I choć Gurnah konstruuje swój świat przedstawiony wokół losów nastolatka, którego rodzina oddaje bez sentymentów na służbę do bogatego wuja ‒ przez to przestającego w świadomości chłopca być członkiem rodziny ‒ panoramiczność tej historii oparta jest przede wszystkim na tym, że na drodze zazwyczaj milczącego chłopca, który podgląda i podsłuchuje, stają ludzie związani z handlem – fachem kształtującym tożsamość i nadającym jej sens. Ludzie bez pogłębionych wizerunków psychologicznych, pojawiający się tu często tylko na chwilę, wygłaszają przemowy o tym, jaki charakter ma ziemia, na której żyją, co im daje i zabiera, ale przede wszystkim: do czego i do kogo przynależą. Są tu dysputy przypominające egzystencjalne spory, zwłaszcza gdy nawiązują do tytułowego raju, a przy okazji do ciekawie ujmowanego tu motywu ogrodu. Są również historie o ludzkiej krzywdzie, a retoryka nabiera dużego znaczenia, kiedy łączy się z sugestywnie kreślonymi afrykańskimi pejzażami.

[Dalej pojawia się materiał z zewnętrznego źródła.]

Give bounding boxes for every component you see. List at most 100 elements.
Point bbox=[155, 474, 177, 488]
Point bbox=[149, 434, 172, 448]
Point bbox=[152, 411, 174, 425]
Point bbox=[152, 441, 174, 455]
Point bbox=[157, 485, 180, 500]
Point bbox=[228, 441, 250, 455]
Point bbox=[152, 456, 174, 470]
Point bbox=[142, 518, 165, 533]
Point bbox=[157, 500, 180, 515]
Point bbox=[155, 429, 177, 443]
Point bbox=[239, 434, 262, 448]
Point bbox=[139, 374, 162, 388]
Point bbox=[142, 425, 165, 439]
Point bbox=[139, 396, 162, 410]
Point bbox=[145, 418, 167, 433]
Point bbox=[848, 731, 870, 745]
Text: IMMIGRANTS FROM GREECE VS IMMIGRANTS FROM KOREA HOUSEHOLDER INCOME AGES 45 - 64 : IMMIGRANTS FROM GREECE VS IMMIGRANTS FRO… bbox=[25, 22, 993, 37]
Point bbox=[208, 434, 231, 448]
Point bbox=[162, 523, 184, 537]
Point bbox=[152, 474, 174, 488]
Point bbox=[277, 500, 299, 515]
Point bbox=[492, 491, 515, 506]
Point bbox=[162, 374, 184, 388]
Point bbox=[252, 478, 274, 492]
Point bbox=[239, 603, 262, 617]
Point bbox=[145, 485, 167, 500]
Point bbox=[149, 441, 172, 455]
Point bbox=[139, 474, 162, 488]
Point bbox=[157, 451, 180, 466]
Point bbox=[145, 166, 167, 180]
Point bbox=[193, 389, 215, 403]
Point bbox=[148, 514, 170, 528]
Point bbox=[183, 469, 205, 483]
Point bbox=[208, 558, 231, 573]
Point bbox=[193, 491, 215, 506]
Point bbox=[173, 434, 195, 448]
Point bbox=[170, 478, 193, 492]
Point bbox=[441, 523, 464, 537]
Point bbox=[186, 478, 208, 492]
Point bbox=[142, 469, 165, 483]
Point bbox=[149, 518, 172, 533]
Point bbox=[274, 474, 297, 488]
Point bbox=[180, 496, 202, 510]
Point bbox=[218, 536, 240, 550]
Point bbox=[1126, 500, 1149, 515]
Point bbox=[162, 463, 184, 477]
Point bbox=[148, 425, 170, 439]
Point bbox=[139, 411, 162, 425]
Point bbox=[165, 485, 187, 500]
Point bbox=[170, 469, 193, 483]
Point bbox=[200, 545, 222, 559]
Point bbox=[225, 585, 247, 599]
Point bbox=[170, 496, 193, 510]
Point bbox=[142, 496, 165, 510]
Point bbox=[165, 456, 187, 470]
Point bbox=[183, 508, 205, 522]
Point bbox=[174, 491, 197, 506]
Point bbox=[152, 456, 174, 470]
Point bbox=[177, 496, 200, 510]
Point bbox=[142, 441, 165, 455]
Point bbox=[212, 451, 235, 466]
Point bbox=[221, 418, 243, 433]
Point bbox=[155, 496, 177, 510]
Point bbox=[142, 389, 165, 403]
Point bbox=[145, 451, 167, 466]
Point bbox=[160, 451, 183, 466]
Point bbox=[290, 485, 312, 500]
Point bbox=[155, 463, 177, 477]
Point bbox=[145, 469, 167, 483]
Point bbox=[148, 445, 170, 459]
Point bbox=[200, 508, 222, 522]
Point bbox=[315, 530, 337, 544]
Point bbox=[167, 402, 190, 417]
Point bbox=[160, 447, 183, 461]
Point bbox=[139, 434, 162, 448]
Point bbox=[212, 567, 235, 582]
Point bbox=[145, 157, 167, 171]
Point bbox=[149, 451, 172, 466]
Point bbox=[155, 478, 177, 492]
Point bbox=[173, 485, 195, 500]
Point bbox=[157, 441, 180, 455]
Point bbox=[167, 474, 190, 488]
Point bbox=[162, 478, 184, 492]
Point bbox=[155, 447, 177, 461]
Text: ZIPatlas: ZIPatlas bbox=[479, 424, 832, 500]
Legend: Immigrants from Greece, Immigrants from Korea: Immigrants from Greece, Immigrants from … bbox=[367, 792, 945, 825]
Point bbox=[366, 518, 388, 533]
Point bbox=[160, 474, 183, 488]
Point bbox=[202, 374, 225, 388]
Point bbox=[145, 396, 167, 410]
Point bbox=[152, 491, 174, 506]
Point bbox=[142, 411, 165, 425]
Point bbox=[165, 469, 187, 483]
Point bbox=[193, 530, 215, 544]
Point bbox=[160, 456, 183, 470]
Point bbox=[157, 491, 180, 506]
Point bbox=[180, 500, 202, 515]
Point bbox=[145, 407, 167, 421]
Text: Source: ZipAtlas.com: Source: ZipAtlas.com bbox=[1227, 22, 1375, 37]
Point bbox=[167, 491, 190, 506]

Młodziutki Yusuf słucha zatem opowieści o kształcie świata oraz charakterach ludzi, z którymi przyjdzie mu za chwilę żyć, a przecież nie zna ich i nie rozumie, bo cała jego tożsamość to tożsamość dziecka wygnanego z rodzinnych stron, tułającego się po świecie, zbierającego zasłyszane opowieści i na tej podstawie kreującego własne wyobrażenie rzeczywistości, potem zaś decydującego się na to, by przerwać milczenie, zacząć działać, decydować i rozważać samodzielnie, żeby we wstrząsającym finale tej powieści dokonać zasadniczego życiowego wyboru. Abdulrazak Gurnah swobodnie przemodelowuje biblijną historię Józefa, by opowiadać o tym, na jak wiele niebezpieczeństw narażony jest młody człowiek, którego w dorosłe życie wypycha niesprawiedliwość, a dalszą jego część naznacza przemoc. Nie tylko Yusuf jest tu kimś, kto został oddany przez krewnych, opuścił rodzinną wioskę, dorastał w bólu i tęsknocie i nikt nigdy nie zaoferował mu jakiejkolwiek rekompensaty za utracone już w dzieciństwie poczucie bezpieczeństwa.
Bezpiecznie nie jest nigdzie. Także na szlaku karawany kupieckiej, bo znaczna część „Raju” to sugestywna powieść drogi, która być może służy Gurnahowi do ukazania tego, co tak widoczne było w „Powróconych”: chodzi o strach przed przynależnością do obcych z Europy, którzy po prostu biorą sobie ziemię i ludzi i zarządzają miejscem, o którym nic nie wiedzą, ale również przerażające wizerunki tego, jakie okrucieństwo rodzi się z antagonizmów społecznych zastanych na miejscu. W tym znaczeniu rajskie (!) opisy afrykańskich przestrzeni skontrastowane będą z różnego rodzaju klatkami, z których nie sposób się wydostać. Wrodzy są wobec siebie lokalsi i w utrwalanych latami podziałach muszą przyjąć do wiadomości, że zostaną podzieleni przez kogoś z zewnątrz. Europejczycy pozornie przynoszą ład, jednak ta ich odległa kraina szykuje się przecież do wojny. Miejsce, w którym Yusuf ma zacząć nowe życie, także wrze od różnego rodzaju niepokojów. Dlatego opowieści poszczególnych bohaterów są tu istotne, bo mają nie tylko znaczenie retardacyjne (choć to krótka powieść), ale przede wszystkim są komentarzami, w których odbija się wielopłaszczyznowość problematyki opisywanego regionu.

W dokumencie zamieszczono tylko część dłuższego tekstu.